Germany’s revenue from carbon pricing reached an all-time high of €18.5 billion ($19 billion) in 2024, up by approximately €100 million ($103 million) from the previous year, according to the Federal Environment Agency (UBA).
The national carbon pricing scheme for heating and transport was the primary contributor, generating €13 billion ($13.4 billion), a 21% increase from €10.7 billion ($11 billion) in 2023. However, revenue from the European Emissions Trading Scheme (EU ETS 1), covering greenhouse gas emissions from energy intensive industrial plants, fell by 30% to €5.5 billion ($5.6 billion), attributed to declining carbon prices and reduced annual emission allowances, the UBA stated.

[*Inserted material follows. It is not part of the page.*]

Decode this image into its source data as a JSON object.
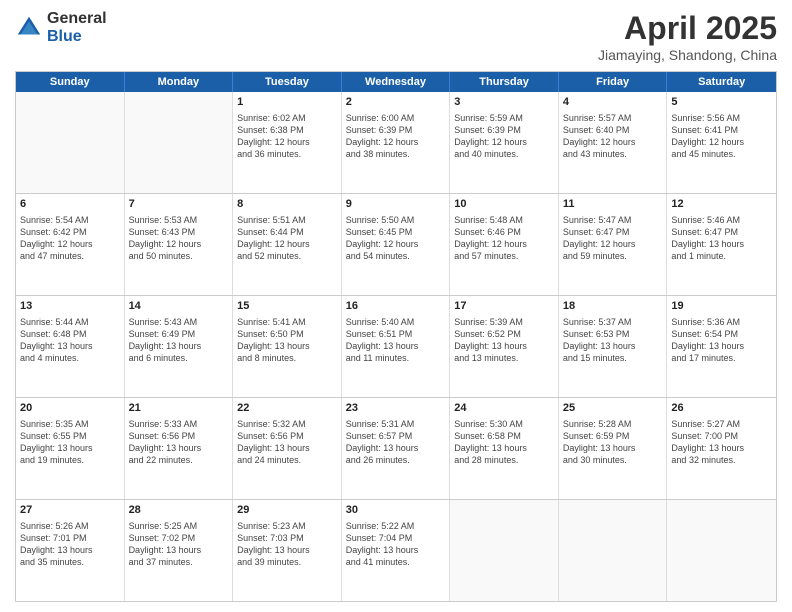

UBA President Dirk Messner reiterated the need to return a portion of the CO2 price proceeds to citizens through a climate bonus, or ‘Klimageld’. “To ensure fair compensation for private households, especially as CO2 prices continue to rise, we urgently need the climate bonus along with targeted support for vulnerable groups,” Messner said.
He emphasised that CO2 pricing could serve as a “significant impetus for the climate-friendly restructuring of our society” if paired with complementary measures. Revenue from emissions trading is allocated to Germany’s Climate and Transformation Fund, which finances projects such as energy-efficient building refurbishments, renewable energy expansion, and industrial decarbonisation.
Germany raised its national CO2 price to €45 ($46.4) per tonne in 2024, up from €30 ($30.9), following a constitutional court ruling that resulted in a €60 billion ($61.8 billion) shortfall in the Climate and Transformation Fund. The price is set to increase further to €55 ($56.7) per tonne in 2025, adding approximately 3 cents per litre to petrol and diesel prices.
A new EU emissions trading scheme (ETS II) for the transport and building sectors is expected to replace Germany’s national system in 2027.